Deeply upset with the CO’s inaction, VO members had to arrange another meeting and decided to approach the Deputy Development Commissioner (DDC), of Bokaro the next day. Accordingly, on 22nd September, a group of 15 representatives met with the DDC and described the situation. On the 24th of September, Tej Narayan’s ration-shop licence was suspended for 2 months and another dealer was allocated for ration distribution to members of Dumarkudar village.

On 4th October, around 150 villagers, led by the VO leaders met with the local MLA, Dr. Lambodhar Mahto with the final demand to cancel the Tej Narayan’s license. Dr. Mahto took no time to address their demand by ensuring selection of another eligible SHG, nominated by the villages and the didis of Dumarkudar village.

It’s a triumph. Maybe a small one in comparison to all other issues of poverty and discrimination, but a decisive one.

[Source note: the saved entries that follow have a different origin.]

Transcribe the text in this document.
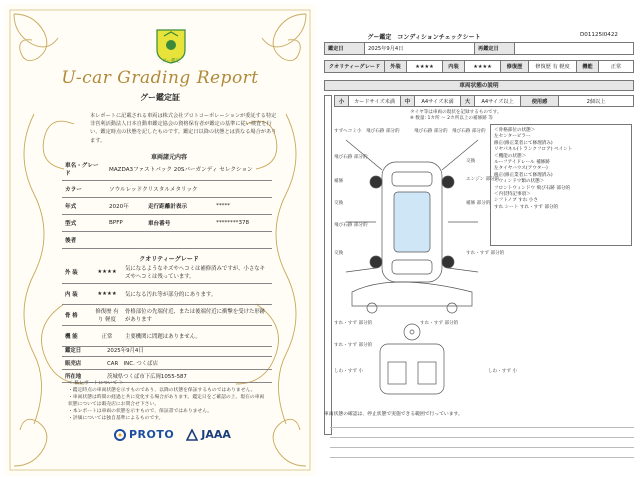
グー鑑定
U-car Grading Report
グー鑑定証
本レポートに記載される車両は株式会社プロトコーポレーションが委託する特定非営利活動法人日本自動車鑑定協会の資格保有者が鑑定の基準に従い検査を行い、鑑定時点の状態を記したものです。鑑定日以降の状態とは異なる場合があります。
車両諸元内容
車名・グレード	MAZDA3ファストバック 20Sバーガンディ セレクション		
カラー	ソウルレッドクリスタルメタリック		
年式	2020年	走行距離計表示	*****
型式	BPFP	車台番号	********378
後者			
クオリティーグレード
外 装	★★★★	気になるようなキズやへコミは補修済みですが、小さなキズやヘコミは残っています。
内 装	★★★★	気になる汚れ等が部分的にあります。
骨 格	修復歴 有り 軽度	骨格部位の先端付近、または後端付近に衝撃を受けた形跡があります
機 能	正常	主要機関に問題はありません。
鑑定日	2025年9月4日
販売店	CAR　INC. つくば店
所在地	茨城県つくば市下広岡1055-587
＜ 私レポートについて ＞
・鑑定時点の車両状態を示すものであり、以降の状態を保証するものではありません。
・車両状態は時間の経過と共に変化する場合があります。鑑定日をご確認の上、現在の車両状態については販売店にお問合せ下さい。
・本レポートは車両の状態を示すもので、保証書ではありません。
・評価については独自基準によるものです。
PROTO JAAA
グー鑑定　コンディションチェックシート	D01125I0422
鑑定日	2025年9月4日	再鑑定日	
クオリティーグレード	外装	★★★★	内装	★★★★	修復歴	修復歴 有 軽度	機能	正常
車両状態の説明
小	カードサイズ未満	中	A4サイズ未満	大	A4サイズ以上	使用感	2個以上
タイヤ等は車両の現状を記録するものです。
※ 数量: 1カ所 〜 2カ所以上の補修跡 等
すずヘコミ小 飛び石跡 部分的	飛び石跡 部分的 飛び石跡 部分的
飛び石跡 部分的
補修
交換
エンジン 部分的
交換	補修 部分的
飛び石跡 部分的
交換	すれ・すず 部分的
すれ・すず 部分的	すれ・すず 部分的
すれ・すず 部分的
しわ・すず 小	しわ・すず 小
＜骨格部位の状態＞
左センターピラー
修正(修正業者にて修理済み)
リヤパネル(トランクフロア) ペイント
＜機能の状態＞
ルーフアイドレール 補修跡
左タイヤハウス(アウター)
修正(修正業者にて修理済み)
＜ウィンドウ類の状態＞
フロントウィンドウ 飛び石跡 部分的
＜内装特記事項＞
シフトノブ すれ 小さ
すれ シート すれ・すず 部分的
車両状態の確認は、停止状態で実施できる範囲で行っています。
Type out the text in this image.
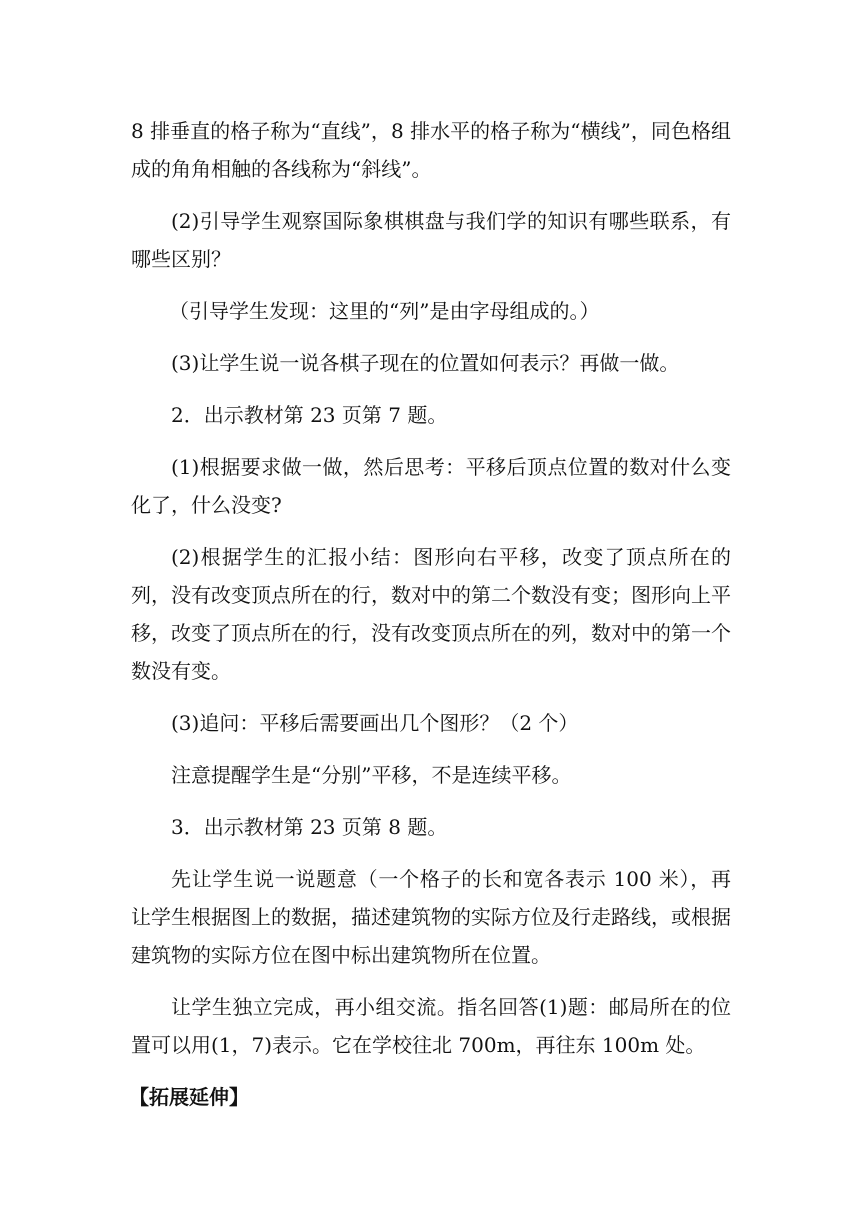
8 排垂直的格子称为“直线”，8 排水平的格子称为“横线”，同色格组成的角角相触的各线称为“斜线”。

(2)引导学生观察国际象棋棋盘与我们学的知识有哪些联系，有哪些区别？

（引导学生发现：这里的“列”是由字母组成的。）

(3)让学生说一说各棋子现在的位置如何表示？再做一做。

2．出示教材第 23 页第 7 题。

(1)根据要求做一做，然后思考：平移后顶点位置的数对什么变化了，什么没变?

(2)根据学生的汇报小结：图形向右平移，改变了顶点所在的列，没有改变顶点所在的行，数对中的第二个数没有变；图形向上平移，改变了顶点所在的行，没有改变顶点所在的列，数对中的第一个数没有变。

(3)追问：平移后需要画出几个图形？（2 个）

注意提醒学生是“分别”平移，不是连续平移。

3．出示教材第 23 页第 8 题。

先让学生说一说题意（一个格子的长和宽各表示 100 米），再让学生根据图上的数据，描述建筑物的实际方位及行走路线，或根据建筑物的实际方位在图中标出建筑物所在位置。

让学生独立完成，再小组交流。指名回答(1)题：邮局所在的位置可以用(1，7)表示。它在学校往北 700m，再往东 100m 处。

【拓展延伸】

And it’s not just about Dumarkudar village, but all across the seven states where we are working, women members from more than 21,000 SHGs are raising their concerns against social injustice and working in tandem with the local administration to fix the issues. And in their struggle, they have also mobilized support from PRI members, school teachers and the village youths. Be it PDS malfunctioning, stopping illegal liquor trade, or issues in accessing public entitlements – they are the new leaders spreading hope and ensuring prompt corrective measures in some of the most remote hamlets of India.